Dabei passt dieser Körper nicht unbedingt in diese schillernden Welten aus mysteriösen Thrillern und Reisen um die ganze Welt. Etwas grau, unscheinbar und auf den ersten Blick rüpelhaft erscheint der 1930 in Kalifornien geborene Mann, der das US-amerikanische Kino über drei Jahrzehnte entscheidend prägte, bevor er 2004 das Schauspiel hinter sich ließ, um sich im hohen Alter einer Karriere als Autor zu widmen. In der Schauspielklasse mit Dustin Hoffman sagte man, dass er und Hoffman aufgrund ihres Aussehens die geringsten Chancen auf eine Karriere haben würden.

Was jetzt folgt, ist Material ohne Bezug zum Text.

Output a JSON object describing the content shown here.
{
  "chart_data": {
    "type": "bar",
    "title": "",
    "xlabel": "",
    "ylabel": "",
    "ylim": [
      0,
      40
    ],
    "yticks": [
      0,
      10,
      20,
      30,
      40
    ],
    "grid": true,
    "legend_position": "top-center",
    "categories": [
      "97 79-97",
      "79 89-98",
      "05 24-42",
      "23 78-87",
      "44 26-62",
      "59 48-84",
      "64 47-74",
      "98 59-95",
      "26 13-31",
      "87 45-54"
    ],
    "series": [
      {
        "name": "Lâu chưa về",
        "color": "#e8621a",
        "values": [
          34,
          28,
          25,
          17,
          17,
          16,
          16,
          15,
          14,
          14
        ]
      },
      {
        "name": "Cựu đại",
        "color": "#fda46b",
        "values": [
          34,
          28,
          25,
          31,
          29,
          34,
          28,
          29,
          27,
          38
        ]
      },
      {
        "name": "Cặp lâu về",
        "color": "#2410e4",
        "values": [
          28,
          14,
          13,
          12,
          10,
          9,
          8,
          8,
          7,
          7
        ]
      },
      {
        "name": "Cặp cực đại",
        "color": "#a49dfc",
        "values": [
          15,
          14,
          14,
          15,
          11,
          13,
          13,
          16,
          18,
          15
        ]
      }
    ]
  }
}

Energie in der Nichtbewegung

Sein großes Vorbild war ein anderer Unpassender des Hollywoodkinos: James Cagney. Mit ihm teilt er auch eine Vorliebe für charakteristische Hüte in den falschen Größen. Wichtiger aber ist eine ganz eigene Energie, die man vor allem dann spürt, wenn sich niemand bewegt. Es gibt ein großes Potenzial für den Ausbruch in beiden Darstellern, und dieses Potenzial macht die Zärtlichkeit einer Ruhe, eines Lächelns oder einer beschwichtigenden Handbewegung erst menschlich. Man spürt die Kraft, die es braucht, um in sich zu bleiben, um zu lieben. Von seiner ikonischen Darbietung des Lex Luthor in den „Superman“-Filmen an wurde Hackman oft als Antagonist besetzt. Was er in der Comicverfilmung noch komödiantisch überdreht, beherrscht er in anderen Arbeiten in großer Ernsthaftigkeit Arroganz, ein fehlendes Nervenkostüm und etwas, was man die Scham des Bösen nennen könnte.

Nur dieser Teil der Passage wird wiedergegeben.